Whilst there are a few steps involved in the process, a good adviser will make this process as streamlined as possible and set up the policies so that they won’t need to be substantially changed in the short or medium term.

The earlier the better

When you take out insurance on your life, the insurance company looks at your overall “risk” when they are insuring you.  The key factor is your underlying health, which means that the cheapest time to lock in your insurance is when you are young.  Under the current rules, once you have been underwritten for an insurance policy, as long as you keep paying the premiums, the insurance company cannot cancel the policy (even if you have health issues in the future).

It is important to note that the rules are changing in October 2021 and policies taken out after this point won’t have the same generous underwriting terms (especially relevant if you are changing careers or seeing income fluctuations after putting your policy in place).

Insurance within superannuation

It is possible to hold your life insurance and a small amount of income protection insurance within superannuation.  People choose to do this for a range of reasons but the main two are:

  • Affordability – you can draw on your superannuation to assist with the policy payments.
  • Tax deductibility – if you make payments to your superfund to cover these policy payments, the contributions can be tax deductible.

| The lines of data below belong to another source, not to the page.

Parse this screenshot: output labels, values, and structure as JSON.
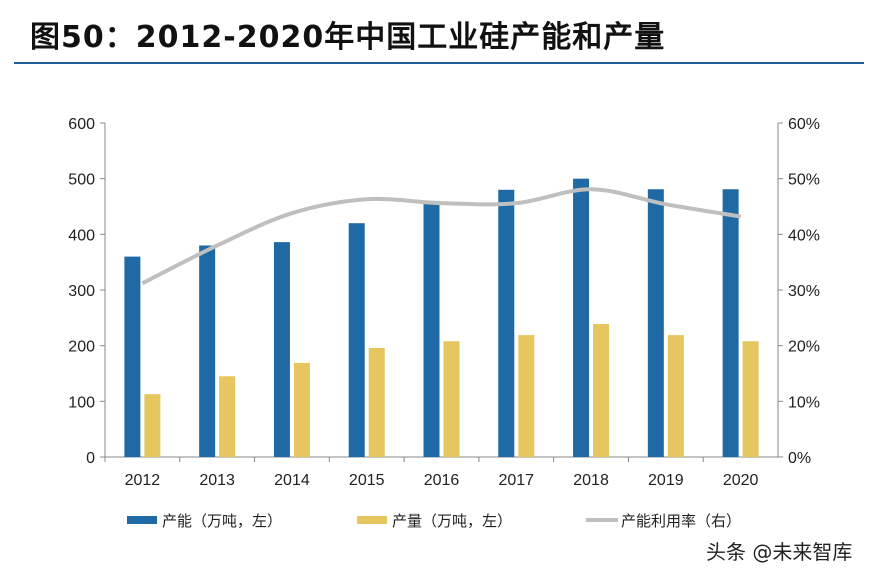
{
  "title": "图50：2012-2020年中国工业硅产能和产量",
  "watermark": "头条 @未来智库",
  "chart_data": {
    "type": "bar+line",
    "categories": [
      "2012",
      "2013",
      "2014",
      "2015",
      "2016",
      "2017",
      "2018",
      "2019",
      "2020"
    ],
    "ylim_left": [
      0,
      600
    ],
    "yticks_left": [
      "0",
      "100",
      "200",
      "300",
      "400",
      "500",
      "600"
    ],
    "ylim_right": [
      0,
      60
    ],
    "yticks_right": [
      "0%",
      "10%",
      "20%",
      "30%",
      "40%",
      "50%",
      "60%"
    ],
    "grid": false,
    "legend_position": "bottom",
    "series": [
      {
        "name": "产能（万吨，左）",
        "type": "bar",
        "axis": "left",
        "color": "#1f6aa5",
        "values": [
          360,
          380,
          386,
          420,
          460,
          480,
          500,
          481,
          481
        ]
      },
      {
        "name": "产量（万吨，左）",
        "type": "bar",
        "axis": "left",
        "color": "#e5c65f",
        "values": [
          113,
          145,
          169,
          196,
          208,
          219,
          239,
          219,
          208
        ]
      },
      {
        "name": "产能利用率（右）",
        "type": "line",
        "axis": "right",
        "color": "#bfbfbf",
        "values": [
          31.2,
          38.0,
          43.8,
          46.3,
          45.6,
          45.6,
          48.1,
          45.4,
          43.2
        ]
      }
    ]
  }
}
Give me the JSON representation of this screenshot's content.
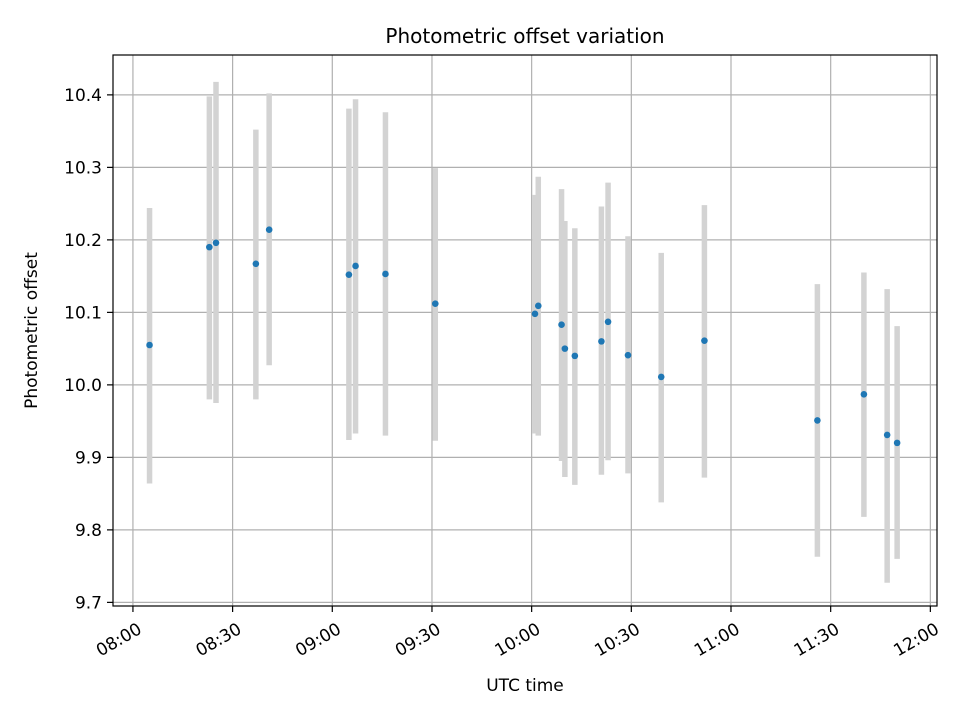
{
  "chart_data": {
    "type": "scatter",
    "title": "Photometric offset variation",
    "xlabel": "UTC time",
    "ylabel": "Photometric offset",
    "x_tick_labels": [
      "08:00",
      "08:30",
      "09:00",
      "09:30",
      "10:00",
      "10:30",
      "11:00",
      "11:30",
      "12:00"
    ],
    "y_tick_labels": [
      "9.7",
      "9.8",
      "9.9",
      "10.0",
      "10.1",
      "10.2",
      "10.3",
      "10.4"
    ],
    "ylim": [
      9.695,
      10.455
    ],
    "xlim_minutes_from_0800": [
      -6,
      242
    ],
    "grid": true,
    "point_color": "#1f77b4",
    "errorbar_color": "#d3d3d3",
    "points": [
      {
        "t": "08:05",
        "y": 10.055,
        "lo": 9.864,
        "hi": 10.244
      },
      {
        "t": "08:23",
        "y": 10.19,
        "lo": 9.98,
        "hi": 10.398
      },
      {
        "t": "08:25",
        "y": 10.196,
        "lo": 9.975,
        "hi": 10.418
      },
      {
        "t": "08:37",
        "y": 10.167,
        "lo": 9.98,
        "hi": 10.352
      },
      {
        "t": "08:41",
        "y": 10.214,
        "lo": 10.027,
        "hi": 10.402
      },
      {
        "t": "09:05",
        "y": 10.152,
        "lo": 9.924,
        "hi": 10.381
      },
      {
        "t": "09:07",
        "y": 10.164,
        "lo": 9.933,
        "hi": 10.394
      },
      {
        "t": "09:16",
        "y": 10.153,
        "lo": 9.93,
        "hi": 10.376
      },
      {
        "t": "09:31",
        "y": 10.112,
        "lo": 9.923,
        "hi": 10.299
      },
      {
        "t": "10:01",
        "y": 10.098,
        "lo": 9.933,
        "hi": 10.262
      },
      {
        "t": "10:02",
        "y": 10.109,
        "lo": 9.93,
        "hi": 10.287
      },
      {
        "t": "10:09",
        "y": 10.083,
        "lo": 9.895,
        "hi": 10.27
      },
      {
        "t": "10:10",
        "y": 10.05,
        "lo": 9.873,
        "hi": 10.226
      },
      {
        "t": "10:13",
        "y": 10.04,
        "lo": 9.862,
        "hi": 10.216
      },
      {
        "t": "10:21",
        "y": 10.06,
        "lo": 9.876,
        "hi": 10.246
      },
      {
        "t": "10:23",
        "y": 10.087,
        "lo": 9.896,
        "hi": 10.279
      },
      {
        "t": "10:29",
        "y": 10.041,
        "lo": 9.878,
        "hi": 10.205
      },
      {
        "t": "10:39",
        "y": 10.011,
        "lo": 9.838,
        "hi": 10.182
      },
      {
        "t": "10:52",
        "y": 10.061,
        "lo": 9.872,
        "hi": 10.248
      },
      {
        "t": "11:26",
        "y": 9.951,
        "lo": 9.763,
        "hi": 10.139
      },
      {
        "t": "11:40",
        "y": 9.987,
        "lo": 9.818,
        "hi": 10.155
      },
      {
        "t": "11:47",
        "y": 9.931,
        "lo": 9.727,
        "hi": 10.132
      },
      {
        "t": "11:50",
        "y": 9.92,
        "lo": 9.76,
        "hi": 10.081
      }
    ]
  }
}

You should always speak with your adviser to determine which of these is the better option for you.  Insurance within superannuation can assist with affordability, however where you hold the insurance may have an impact for you later, such as accessibility of claim amounts and whether there is additional tax payable.  Additionally, if you don’t make additional contributions into superannuation to cover the premium amounts, this strategy will reduce your superannuation balance through your accumulation stage, which may impact you in retirement.

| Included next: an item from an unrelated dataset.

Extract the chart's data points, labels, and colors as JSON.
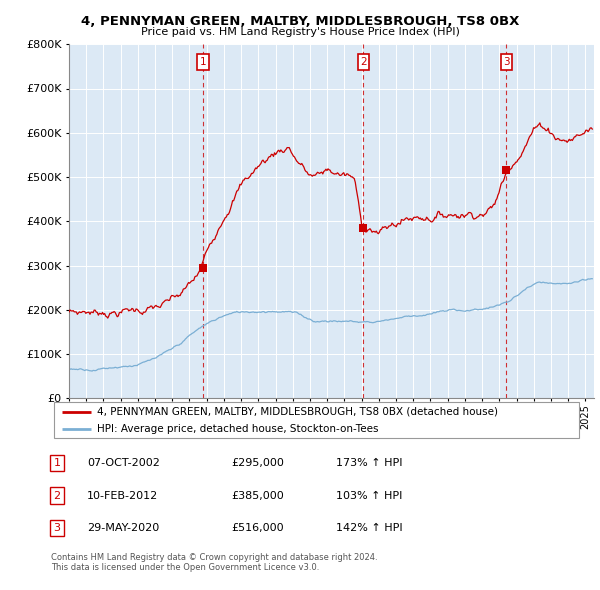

As you can see, I’m a passionate advocate of ensuring that all professionals are properly insured.  You’ve spent great sums of money and time to be qualified in your profession and to build up the wealth in your business.  That investment can be lost in an instant if you are not protected properly.  It is well worth the time and effort to ensure that everything is properly in place.

By Elissa Lippiatt
Chartered Accountant and Director

This article is designed to provide generic information only and should not be viewed as a recommendation to act or financial advice. Individuals should seek advice from a qualified adviser to ensure their actions are commensurate with their financial needs and requirements. Whilst every effort has been undertaken to ensure accuracy of information at the time of publication, the information contained within the article may have changed prior to and subsequent to the article’s publication.